"Düşündükçe itiraz
etme, uyumsuz olma, huzursuz olma ve huzursuz etme kapasiteniz de artar. Kendi
başınıza kararlar almanız, kendi başınıza düşünmeniz; kendi başına düşünme
kabiliyeti olmayanları çileden çıkarır."
Bu sözünde Dücane
Cündioğlu'nun ne demek istediği açık ise de yine de bu söz üzerine yazacağım bu
yazımda.
Bu söze göre itirazın
arkasındaki gücün kaynağı düşünce. Bu düşüncedir ki hayata, olaylara, kişilere,
haksızlıklara vs. itirazım var dedirtiyor insana. Sonucu itiraz olan bu
düşünceye can kurban. Ama bilelim ki itiraz edenlerin sayısı bir elin
parmakları kadardır. Çoğunluk tasdik ve noter görevini yerine getiriyor.

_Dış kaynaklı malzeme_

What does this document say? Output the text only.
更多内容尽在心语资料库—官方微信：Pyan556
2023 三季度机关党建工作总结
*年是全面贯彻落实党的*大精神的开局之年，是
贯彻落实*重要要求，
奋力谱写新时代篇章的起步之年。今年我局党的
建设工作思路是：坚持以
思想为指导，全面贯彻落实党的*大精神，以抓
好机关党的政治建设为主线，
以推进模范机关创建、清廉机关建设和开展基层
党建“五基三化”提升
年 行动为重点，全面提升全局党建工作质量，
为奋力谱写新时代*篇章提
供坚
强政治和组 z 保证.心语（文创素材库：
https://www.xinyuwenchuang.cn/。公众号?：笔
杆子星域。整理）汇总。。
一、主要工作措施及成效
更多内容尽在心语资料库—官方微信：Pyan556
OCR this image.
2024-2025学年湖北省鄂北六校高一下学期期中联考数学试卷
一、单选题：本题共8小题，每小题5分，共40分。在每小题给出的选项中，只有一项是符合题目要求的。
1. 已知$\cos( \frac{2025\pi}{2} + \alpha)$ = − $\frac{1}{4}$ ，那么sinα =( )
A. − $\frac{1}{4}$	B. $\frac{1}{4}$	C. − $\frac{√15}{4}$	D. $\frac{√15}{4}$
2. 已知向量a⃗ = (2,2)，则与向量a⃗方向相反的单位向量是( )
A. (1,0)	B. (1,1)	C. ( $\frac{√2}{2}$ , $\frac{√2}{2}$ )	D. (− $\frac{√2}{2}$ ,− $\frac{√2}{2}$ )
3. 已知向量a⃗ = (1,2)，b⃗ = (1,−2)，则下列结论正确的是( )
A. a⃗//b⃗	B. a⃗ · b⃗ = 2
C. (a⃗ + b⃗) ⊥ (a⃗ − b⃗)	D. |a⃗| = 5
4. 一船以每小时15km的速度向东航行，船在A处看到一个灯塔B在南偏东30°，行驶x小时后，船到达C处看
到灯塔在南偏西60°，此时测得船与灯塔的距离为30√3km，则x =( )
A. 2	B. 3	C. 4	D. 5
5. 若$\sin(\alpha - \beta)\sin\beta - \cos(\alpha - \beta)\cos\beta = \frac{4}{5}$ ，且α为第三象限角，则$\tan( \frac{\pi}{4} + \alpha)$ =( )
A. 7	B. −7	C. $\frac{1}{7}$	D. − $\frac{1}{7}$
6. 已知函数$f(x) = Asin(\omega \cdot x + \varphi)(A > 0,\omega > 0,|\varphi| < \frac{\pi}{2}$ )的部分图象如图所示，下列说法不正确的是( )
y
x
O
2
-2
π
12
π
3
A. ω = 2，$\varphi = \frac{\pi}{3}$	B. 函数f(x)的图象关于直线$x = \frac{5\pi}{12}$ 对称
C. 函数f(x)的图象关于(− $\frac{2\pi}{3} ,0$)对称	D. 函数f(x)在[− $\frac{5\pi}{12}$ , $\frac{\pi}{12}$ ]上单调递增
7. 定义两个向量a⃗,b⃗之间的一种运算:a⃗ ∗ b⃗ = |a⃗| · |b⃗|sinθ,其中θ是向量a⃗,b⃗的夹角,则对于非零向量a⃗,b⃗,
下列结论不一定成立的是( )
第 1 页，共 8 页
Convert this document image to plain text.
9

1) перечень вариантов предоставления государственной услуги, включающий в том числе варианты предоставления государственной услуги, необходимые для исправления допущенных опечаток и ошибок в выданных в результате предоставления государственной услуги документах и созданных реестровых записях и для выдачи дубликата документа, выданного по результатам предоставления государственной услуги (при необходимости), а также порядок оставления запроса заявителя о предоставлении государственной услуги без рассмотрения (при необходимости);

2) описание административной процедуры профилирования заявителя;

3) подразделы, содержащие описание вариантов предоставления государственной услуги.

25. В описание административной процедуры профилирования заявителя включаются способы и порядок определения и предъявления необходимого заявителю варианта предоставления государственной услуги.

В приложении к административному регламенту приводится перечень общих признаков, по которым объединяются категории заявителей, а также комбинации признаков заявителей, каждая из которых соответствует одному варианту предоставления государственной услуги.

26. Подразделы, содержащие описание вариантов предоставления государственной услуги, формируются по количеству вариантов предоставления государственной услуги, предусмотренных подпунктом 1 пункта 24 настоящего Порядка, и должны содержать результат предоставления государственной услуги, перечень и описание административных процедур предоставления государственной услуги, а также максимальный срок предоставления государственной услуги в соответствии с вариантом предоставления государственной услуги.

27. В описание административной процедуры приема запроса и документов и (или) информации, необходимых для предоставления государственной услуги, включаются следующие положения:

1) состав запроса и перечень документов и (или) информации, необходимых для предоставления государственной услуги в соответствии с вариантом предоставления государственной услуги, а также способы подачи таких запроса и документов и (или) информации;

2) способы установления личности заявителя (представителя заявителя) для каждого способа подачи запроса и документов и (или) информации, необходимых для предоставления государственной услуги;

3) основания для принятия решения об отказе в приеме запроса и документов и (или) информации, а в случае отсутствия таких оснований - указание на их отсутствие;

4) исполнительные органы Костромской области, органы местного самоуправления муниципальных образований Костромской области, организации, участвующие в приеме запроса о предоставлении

Düşünüp itiraz edemiyor, içine atıyorsa bilelim ki o kişi korkaktır.
Uyumsuz olma, çoğunluğa
aykırı olması yönüyle olsa gerek. Çünkü çoğunluk sessiz ve sakin iken düşünen
kalabalığa uyum sağlayamaz.
Huzursuz olma hali
dertten olsa gerek. Bir şeyleri dert edinen gidişattan huzursuz olur.
Huzursuz etme ise
gidişatı dert edinmeyenleri uyandırmaya yönelik bir eylemdir. Kendi huzursuz
olan başkasını da huzursuz eder. Ki böylelerine bu toplumun şiddetle ihtiyacı
vardır.
Dücane, itiraz etmeyi,
uyumsuz olmayı, huzursuz olmayı ve huzur bozmayı bir kapasite olarak görüyor.
Demek ki bu özelliklere sahip olmak bir kapasite meselesi. Çoğumuzda bu
kapasiteler yok demek ki.
Esas vurucu cümlesi de son
cümlesi. Zira burada “kendi başınıza karar almanız, kendi başına düşünmeniz, kendi
başına düşünme kabiliyeti olmayanları çileden çıkarır.” derken düşünme kabiliyetini
kullananlara bazılarının niçin kızdığını belirtiyor. Demek ki birilerini çileden
çıkartan düşünme melekesine sahip olmadıklarından dolayıdır. Olmayınca ne yapsın
gariplerim.
Belli ki bilinç altlarında
kıskançlık var diyeceğim ama kıskançlık da bir yere kadar anlaşılır. Çünkü onun
gibi düşünmek ve olmak isterler ama beceremezler. Çünkü düşünmek çarşı ve pazardan
satın alınan bir şey değil, uzun zamana yayılmış bir birikimin sonucudur. Zamanında
düşünmeye kafa yormayanlar sonradan isteseler de beceremezler. Çünkü bir düşünmenin
bir ürünüdür. Zeka ise kullandıkça gelişir. Zamanında kullanılmadığı için zeka ve
düşünme melekeleri dumura uğramıştır.
Bu aşamadan sonra bu melekelere
sahip olmayanlar hazıra konmayı seviyorlar ve işin kolaycılığını kaçıyorlar. Nasılsa
birileri düşünüp servis ediyor. Onlar da bu servis edileni savunuyorlar. Bu, pişirilmiş
yemeği afiyetle yemeye benzer. Yemek kadar güzel bir şey yok. Mutfağa girip o yemeği
pişirmek ise zordur. İşin kolayı varken zora niye talip olsunlar.
Sonuç olarak düşünen insan demek özgün fikir sahibi demektir. Allah düşünen insanların sayısını çoğaltsın.